Sunday, December 11, 2011

Mushroom Fusilli with Garlic Breadcrumbs

INGREDIENTS
1 box (16 oz.) fusilli pasta
1/2 container ricotta cheese
2 tbsp. EVOO
1 cup (2 oz.) fresh breadcrumbs
3 cloves garlic, finely chopped
1/3 cup chopped flat-leaf parsley
Salt and pepper
1 pkg. (10 oz.) mushrooms, sliced
1 red bell pepper, cut into 1/2-inch squares
1 cup heavy cream

DIRECTIONS:
In a large pot of boiling, salted water, cook the pasta according to package directions until al dente; drain, reserving 1/2 cup of the pasta cooking water. Return the pasta to the pot and stir in the ricotta, adding the reserved cooking water to thin the consistency as desired.
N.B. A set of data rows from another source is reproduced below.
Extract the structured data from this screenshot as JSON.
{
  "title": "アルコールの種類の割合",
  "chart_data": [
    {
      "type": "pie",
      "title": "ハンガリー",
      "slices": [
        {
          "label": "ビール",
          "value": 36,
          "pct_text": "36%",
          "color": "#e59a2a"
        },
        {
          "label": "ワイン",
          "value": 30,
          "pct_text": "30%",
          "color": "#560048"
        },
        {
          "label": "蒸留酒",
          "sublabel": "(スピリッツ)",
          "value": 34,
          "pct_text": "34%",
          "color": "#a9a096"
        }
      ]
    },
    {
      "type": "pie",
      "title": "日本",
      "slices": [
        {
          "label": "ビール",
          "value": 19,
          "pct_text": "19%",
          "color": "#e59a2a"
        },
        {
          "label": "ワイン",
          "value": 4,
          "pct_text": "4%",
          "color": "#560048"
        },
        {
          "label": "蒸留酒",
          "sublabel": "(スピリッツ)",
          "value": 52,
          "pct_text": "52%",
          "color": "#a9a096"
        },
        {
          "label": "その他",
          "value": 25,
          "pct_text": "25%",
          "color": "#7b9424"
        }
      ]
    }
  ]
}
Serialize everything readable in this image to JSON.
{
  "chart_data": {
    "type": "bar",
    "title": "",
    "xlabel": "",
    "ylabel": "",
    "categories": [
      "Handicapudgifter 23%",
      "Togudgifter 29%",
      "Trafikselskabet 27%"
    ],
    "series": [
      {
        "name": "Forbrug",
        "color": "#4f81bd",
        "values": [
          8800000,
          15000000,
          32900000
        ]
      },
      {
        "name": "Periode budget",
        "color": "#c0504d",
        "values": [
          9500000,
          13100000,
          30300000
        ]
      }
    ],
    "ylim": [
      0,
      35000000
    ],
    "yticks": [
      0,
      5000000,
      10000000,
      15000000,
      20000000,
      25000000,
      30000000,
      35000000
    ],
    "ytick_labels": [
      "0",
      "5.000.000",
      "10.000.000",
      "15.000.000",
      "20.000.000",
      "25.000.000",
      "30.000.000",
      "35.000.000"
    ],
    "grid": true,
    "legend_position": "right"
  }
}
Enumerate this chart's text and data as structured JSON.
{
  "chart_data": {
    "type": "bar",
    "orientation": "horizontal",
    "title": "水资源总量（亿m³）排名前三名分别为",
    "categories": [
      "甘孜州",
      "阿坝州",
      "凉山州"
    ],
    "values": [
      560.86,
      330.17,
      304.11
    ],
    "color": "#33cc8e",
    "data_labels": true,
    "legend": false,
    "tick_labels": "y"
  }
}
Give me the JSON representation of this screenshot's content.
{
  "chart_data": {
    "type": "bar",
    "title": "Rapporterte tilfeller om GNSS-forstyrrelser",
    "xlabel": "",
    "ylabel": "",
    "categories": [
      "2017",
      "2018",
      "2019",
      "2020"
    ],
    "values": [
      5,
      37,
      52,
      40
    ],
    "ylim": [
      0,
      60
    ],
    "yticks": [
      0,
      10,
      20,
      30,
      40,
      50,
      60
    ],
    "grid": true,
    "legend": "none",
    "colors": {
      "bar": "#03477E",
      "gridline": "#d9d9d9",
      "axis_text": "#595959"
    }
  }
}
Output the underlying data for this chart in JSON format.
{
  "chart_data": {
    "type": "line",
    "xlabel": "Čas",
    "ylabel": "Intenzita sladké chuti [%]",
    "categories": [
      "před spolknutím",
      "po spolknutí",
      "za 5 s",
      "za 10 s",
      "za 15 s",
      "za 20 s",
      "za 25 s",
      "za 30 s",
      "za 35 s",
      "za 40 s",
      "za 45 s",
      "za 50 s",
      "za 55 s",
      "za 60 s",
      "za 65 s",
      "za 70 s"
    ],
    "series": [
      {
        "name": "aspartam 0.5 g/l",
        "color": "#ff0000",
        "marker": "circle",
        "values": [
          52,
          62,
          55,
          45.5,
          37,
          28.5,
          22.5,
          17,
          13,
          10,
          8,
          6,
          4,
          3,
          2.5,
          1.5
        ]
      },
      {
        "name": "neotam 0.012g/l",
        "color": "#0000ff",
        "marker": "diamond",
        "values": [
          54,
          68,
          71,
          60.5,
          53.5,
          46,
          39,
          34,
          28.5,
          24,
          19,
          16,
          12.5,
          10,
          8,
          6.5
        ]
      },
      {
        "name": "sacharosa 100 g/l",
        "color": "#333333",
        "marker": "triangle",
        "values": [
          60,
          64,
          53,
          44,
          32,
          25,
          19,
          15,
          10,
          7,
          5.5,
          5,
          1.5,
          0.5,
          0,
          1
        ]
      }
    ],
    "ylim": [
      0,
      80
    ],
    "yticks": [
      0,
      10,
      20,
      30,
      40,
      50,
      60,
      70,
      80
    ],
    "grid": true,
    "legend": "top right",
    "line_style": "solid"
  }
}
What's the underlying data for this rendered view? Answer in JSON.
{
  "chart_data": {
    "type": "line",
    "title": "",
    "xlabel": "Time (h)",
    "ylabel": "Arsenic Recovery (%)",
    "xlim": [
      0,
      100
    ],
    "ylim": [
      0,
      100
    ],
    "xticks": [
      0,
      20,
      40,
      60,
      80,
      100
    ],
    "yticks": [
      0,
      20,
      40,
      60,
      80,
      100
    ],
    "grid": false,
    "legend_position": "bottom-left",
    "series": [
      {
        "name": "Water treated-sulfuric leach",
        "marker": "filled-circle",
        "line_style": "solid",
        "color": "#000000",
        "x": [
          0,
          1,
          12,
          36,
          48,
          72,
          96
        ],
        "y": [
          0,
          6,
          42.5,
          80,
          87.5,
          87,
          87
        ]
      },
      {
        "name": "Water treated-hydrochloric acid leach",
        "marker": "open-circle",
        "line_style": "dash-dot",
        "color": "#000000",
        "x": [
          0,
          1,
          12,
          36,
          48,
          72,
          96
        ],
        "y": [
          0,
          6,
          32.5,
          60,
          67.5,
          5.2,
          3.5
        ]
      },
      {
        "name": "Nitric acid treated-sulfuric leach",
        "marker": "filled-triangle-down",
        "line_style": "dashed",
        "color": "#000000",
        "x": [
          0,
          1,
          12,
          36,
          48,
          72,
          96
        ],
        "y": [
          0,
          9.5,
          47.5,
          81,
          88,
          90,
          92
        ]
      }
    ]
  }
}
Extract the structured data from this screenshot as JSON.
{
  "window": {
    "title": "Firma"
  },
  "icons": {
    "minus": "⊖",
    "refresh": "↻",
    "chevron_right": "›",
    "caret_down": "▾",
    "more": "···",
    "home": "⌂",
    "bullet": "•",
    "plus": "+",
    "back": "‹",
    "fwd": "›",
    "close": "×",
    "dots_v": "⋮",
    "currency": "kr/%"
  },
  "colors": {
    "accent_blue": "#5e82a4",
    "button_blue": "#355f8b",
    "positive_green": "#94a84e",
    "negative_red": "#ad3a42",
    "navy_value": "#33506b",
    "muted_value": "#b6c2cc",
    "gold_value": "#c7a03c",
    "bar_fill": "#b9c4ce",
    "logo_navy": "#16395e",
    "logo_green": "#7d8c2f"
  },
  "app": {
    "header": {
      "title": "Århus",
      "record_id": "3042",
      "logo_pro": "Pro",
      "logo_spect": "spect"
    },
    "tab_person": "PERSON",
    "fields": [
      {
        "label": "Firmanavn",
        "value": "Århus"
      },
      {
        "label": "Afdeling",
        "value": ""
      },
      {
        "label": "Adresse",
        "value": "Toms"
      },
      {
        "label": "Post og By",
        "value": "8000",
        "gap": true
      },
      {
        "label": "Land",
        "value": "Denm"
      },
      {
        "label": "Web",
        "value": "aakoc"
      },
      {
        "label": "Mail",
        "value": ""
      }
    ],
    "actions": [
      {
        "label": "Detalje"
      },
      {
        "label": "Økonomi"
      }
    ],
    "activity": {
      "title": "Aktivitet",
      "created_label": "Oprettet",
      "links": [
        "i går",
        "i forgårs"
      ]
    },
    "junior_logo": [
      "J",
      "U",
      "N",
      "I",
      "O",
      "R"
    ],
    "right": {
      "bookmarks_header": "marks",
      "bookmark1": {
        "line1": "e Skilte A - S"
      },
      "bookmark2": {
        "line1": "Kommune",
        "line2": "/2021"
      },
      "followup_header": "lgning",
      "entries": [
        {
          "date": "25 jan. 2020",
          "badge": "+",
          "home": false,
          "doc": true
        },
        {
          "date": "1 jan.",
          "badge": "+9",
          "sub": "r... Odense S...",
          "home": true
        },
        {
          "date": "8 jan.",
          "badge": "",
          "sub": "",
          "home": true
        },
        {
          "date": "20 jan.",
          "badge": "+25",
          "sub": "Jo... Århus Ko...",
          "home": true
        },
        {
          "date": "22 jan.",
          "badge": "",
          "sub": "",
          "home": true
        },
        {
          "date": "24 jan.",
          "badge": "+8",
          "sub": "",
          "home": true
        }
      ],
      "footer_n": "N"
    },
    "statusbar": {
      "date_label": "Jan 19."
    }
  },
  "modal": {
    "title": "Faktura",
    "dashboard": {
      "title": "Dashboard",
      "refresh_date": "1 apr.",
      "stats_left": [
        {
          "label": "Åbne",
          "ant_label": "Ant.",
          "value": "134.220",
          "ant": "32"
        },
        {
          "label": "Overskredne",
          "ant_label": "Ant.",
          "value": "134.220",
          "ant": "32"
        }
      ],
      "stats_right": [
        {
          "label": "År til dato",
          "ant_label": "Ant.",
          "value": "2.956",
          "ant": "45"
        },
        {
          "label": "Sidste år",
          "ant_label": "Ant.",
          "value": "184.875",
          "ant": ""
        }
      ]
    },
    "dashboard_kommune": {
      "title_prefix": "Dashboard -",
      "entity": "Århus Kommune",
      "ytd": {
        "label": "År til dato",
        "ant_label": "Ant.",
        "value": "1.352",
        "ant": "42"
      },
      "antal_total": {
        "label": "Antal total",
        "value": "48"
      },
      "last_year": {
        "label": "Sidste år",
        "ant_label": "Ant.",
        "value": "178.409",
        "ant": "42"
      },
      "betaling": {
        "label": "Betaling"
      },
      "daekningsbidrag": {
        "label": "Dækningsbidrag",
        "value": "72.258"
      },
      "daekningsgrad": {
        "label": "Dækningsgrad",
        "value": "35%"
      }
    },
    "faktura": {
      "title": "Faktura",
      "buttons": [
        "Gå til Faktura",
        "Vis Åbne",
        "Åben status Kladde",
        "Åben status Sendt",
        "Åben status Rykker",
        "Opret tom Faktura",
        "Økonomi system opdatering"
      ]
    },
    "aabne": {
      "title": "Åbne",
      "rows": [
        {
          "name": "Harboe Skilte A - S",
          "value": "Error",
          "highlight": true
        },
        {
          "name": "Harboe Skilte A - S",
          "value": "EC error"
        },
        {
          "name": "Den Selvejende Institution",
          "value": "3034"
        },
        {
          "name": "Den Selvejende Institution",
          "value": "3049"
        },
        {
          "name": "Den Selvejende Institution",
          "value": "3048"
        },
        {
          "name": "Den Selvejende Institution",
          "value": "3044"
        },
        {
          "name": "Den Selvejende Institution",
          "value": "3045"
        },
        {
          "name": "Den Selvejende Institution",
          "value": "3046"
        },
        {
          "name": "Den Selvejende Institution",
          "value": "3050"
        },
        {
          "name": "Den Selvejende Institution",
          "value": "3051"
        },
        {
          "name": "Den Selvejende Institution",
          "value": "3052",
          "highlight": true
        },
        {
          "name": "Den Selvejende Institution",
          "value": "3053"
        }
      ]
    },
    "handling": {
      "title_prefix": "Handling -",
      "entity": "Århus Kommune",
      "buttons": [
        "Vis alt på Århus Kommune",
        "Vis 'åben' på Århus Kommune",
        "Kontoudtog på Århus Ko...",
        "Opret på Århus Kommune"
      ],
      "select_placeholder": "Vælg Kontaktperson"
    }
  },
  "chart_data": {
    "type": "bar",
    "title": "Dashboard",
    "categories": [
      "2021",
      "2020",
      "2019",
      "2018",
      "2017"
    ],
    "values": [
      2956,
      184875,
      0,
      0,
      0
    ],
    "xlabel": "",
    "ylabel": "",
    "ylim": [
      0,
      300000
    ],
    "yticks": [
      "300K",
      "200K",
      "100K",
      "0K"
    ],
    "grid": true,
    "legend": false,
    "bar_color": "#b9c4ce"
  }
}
Meanwhile, in a large skillet, heat 1 tbsp. EVOO over medium-high heat; add the breadcrumbs and cook, stirring often, until golden-brown, about 3 minutes. Stir in the garlic and cook for 30 seconds more. Remove from the heat and stir in half of the parsley; season with salt and pepper. Transfer to a bowl and wipe out the skillet.

In the same skillet, heat the remaining 1 tbsp. EVOO over medium high heat. Add the mushrooms and cook, undisturbed for the first few minutes, until they have released all their liquid and are golden, about 5 minutes. Stir in the bell pepper and cook for 2 minutes, then stir in the cream. Reduce the heat to a simmer and cook until the liquid is reduced by half, about 3 minutes.

Toss the pasta mixture with the mushroom cream sauce; stir in the remaining parsley. Sprinkle with the breadcrumbs before serving.